Patients will be randomized to treatment arm a or treatment arm B. Patients in treatment arm a will receive radiotherapy alone as defined in section 5.2. Patients in treatment arm B will receive radiotherapy as defined in section 5.2 in addition to concomitant and subsequent chemotherapy as defined in section 5.3.
Age > 18 years.
Tumors must be supratentorially located.
Pathological diagnosis of astrocytoma grade 2, oligodendroglioma grade 2, or oligoastrocytoma grade 2 (mixed glioma containing astrocytoma and oligodendroglioma). Pilocytic astrocytoma, ganglioglioma, pleomorphic xanthastrocytoma, or dysembryoplastic neuroepithelial tumors are not eligible.
NOTE: If the pathology from multiple procedures supports the diagnosis of a brain tumor, the qualifying pathology of grade 2 astrocytoma, oligodendroglioma, or oligoastrocytoma must be the most recent pathological diagnosis, and a pathological diagnosis of a grade 3 or grade 4 glioma must not have been made at any time.
Patients must have paraffin-embedded tumor specimen available for submission for confirmation of pathological diagnosis and determination of 1p/19q deletion status.

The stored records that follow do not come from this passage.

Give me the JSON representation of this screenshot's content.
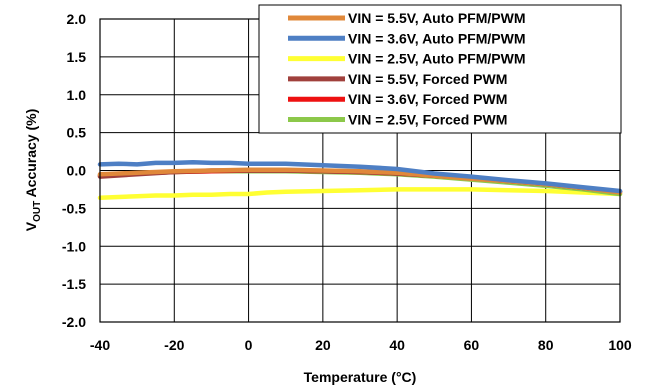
{
  "chart_data": {
    "type": "line",
    "title": "",
    "xlabel": "Temperature (°C)",
    "ylabel": {
      "prefix": "V",
      "subscript": "OUT",
      "suffix": " Accuracy (%)"
    },
    "xlim": [
      -40,
      100
    ],
    "ylim": [
      -2.0,
      2.0
    ],
    "x_ticks": [
      "-40",
      "-20",
      "0",
      "20",
      "40",
      "60",
      "80",
      "100"
    ],
    "y_ticks": [
      "2.0",
      "1.5",
      "1.0",
      "0.5",
      "0.0",
      "-0.5",
      "-1.0",
      "-1.5",
      "-2.0"
    ],
    "grid": true,
    "legend_position": "top-right",
    "series": [
      {
        "name": "VIN = 5.5V, Auto PFM/PWM",
        "color": "#E0883A",
        "x": [
          -40,
          -30,
          -20,
          -10,
          0,
          10,
          20,
          30,
          40,
          50,
          60,
          70,
          80,
          90,
          100
        ],
        "y": [
          -0.05,
          -0.03,
          -0.01,
          0.0,
          0.01,
          0.01,
          0.0,
          -0.01,
          -0.03,
          -0.07,
          -0.11,
          -0.14,
          -0.18,
          -0.23,
          -0.29
        ]
      },
      {
        "name": "VIN = 3.6V, Auto PFM/PWM",
        "color": "#4E7FC4",
        "x": [
          -40,
          -35,
          -30,
          -25,
          -20,
          -15,
          -10,
          -5,
          0,
          10,
          20,
          30,
          40,
          50,
          60,
          70,
          80,
          90,
          100
        ],
        "y": [
          0.08,
          0.09,
          0.08,
          0.1,
          0.1,
          0.11,
          0.1,
          0.1,
          0.09,
          0.09,
          0.07,
          0.05,
          0.02,
          -0.04,
          -0.08,
          -0.13,
          -0.17,
          -0.22,
          -0.27
        ]
      },
      {
        "name": "VIN = 2.5V, Auto PFM/PWM",
        "color": "#FFFF33",
        "x": [
          -40,
          -35,
          -30,
          -25,
          -20,
          -15,
          -10,
          -5,
          0,
          5,
          10,
          20,
          30,
          40,
          50,
          60,
          70,
          80,
          90,
          100
        ],
        "y": [
          -0.36,
          -0.35,
          -0.34,
          -0.33,
          -0.33,
          -0.32,
          -0.32,
          -0.31,
          -0.31,
          -0.29,
          -0.28,
          -0.27,
          -0.26,
          -0.25,
          -0.25,
          -0.25,
          -0.26,
          -0.27,
          -0.29,
          -0.31
        ]
      },
      {
        "name": "VIN = 5.5V, Forced PWM",
        "color": "#A0403C",
        "x": [
          -40,
          -30,
          -20,
          -10,
          0,
          10,
          20,
          30,
          40,
          50,
          60,
          70,
          80,
          90,
          100
        ],
        "y": [
          -0.08,
          -0.05,
          -0.02,
          0.0,
          0.0,
          0.0,
          -0.01,
          -0.02,
          -0.04,
          -0.07,
          -0.1,
          -0.14,
          -0.18,
          -0.23,
          -0.28
        ]
      },
      {
        "name": "VIN = 3.6V, Forced PWM",
        "color": "#EE1111",
        "x": [
          -40,
          -30,
          -20,
          -10,
          0,
          10,
          20,
          30,
          40,
          50,
          60,
          70,
          80,
          90,
          100
        ],
        "y": [
          -0.07,
          -0.04,
          -0.02,
          -0.01,
          0.0,
          0.0,
          -0.01,
          -0.02,
          -0.04,
          -0.07,
          -0.1,
          -0.14,
          -0.18,
          -0.23,
          -0.28
        ]
      },
      {
        "name": "VIN = 2.5V, Forced PWM",
        "color": "#8CC84A",
        "x": [
          -40,
          -30,
          -20,
          -10,
          0,
          10,
          20,
          30,
          40,
          50,
          60,
          70,
          80,
          90,
          100
        ],
        "y": [
          -0.06,
          -0.04,
          -0.02,
          -0.01,
          -0.01,
          -0.01,
          -0.02,
          -0.03,
          -0.05,
          -0.08,
          -0.12,
          -0.16,
          -0.2,
          -0.25,
          -0.31
        ]
      }
    ]
  }
}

NOTE: It is recommended that patients not be Pre-registered until the required tumor specimens are on hand and ready for submission as outlined in Section 10. If submission of tissue will be submitted more than 5 working days after pre-registration, immediately notify the Mayo Clinic Cytogenetics Laboratory via email: ecog.E3F05_TISSUE@jimmy.harvard.edu
The patient must currently have at least one of the following:
Uncontrolled symptoms, defined as any of the below:
Headaches associated with mass effect
Uncontrolled seizures despite 2 different antiepileptic drug regimens (i.e., 2 antiepileptic drugs tested either sequentially or in combination)
Focal neurological symptoms
Cognitive symptoms or deficits
Tumor progression by serial MRIs, defined as any of the below:
New or progressive enhancement
New or progressive T2 or FLAIR signal abnormality
Age >= 40 years.
NOTE: Patients aged less than 40 whose only symptom of low-grade glioma is
seizures that are well-controlled on antiepileptic drugs, and who have no evidence of radiographic progression, are ineligible. The rationale is that such patients have a relatively good prognosis and are often managed expectantly with observation. Excluding such patients will maintain similar eligibility requirements with the ongoing EORTC trial comparing radiation to temozolomide for patients with low-grade gliomas.
Patient must be able to undergo MRI with and without contrast. Patients who are unable to undergo MRI are ineligible.
MRI and chest x-ray within 6 weeks prior to pre-registration. A postoperative MRI is required for all patients who underwent open biopsy, or resection, but is not mandatory following stereotactic biopsy.
Karnofsky performance status > 60%.
Patients who have undergone gross total resection and have no detectable residual disease are eligible.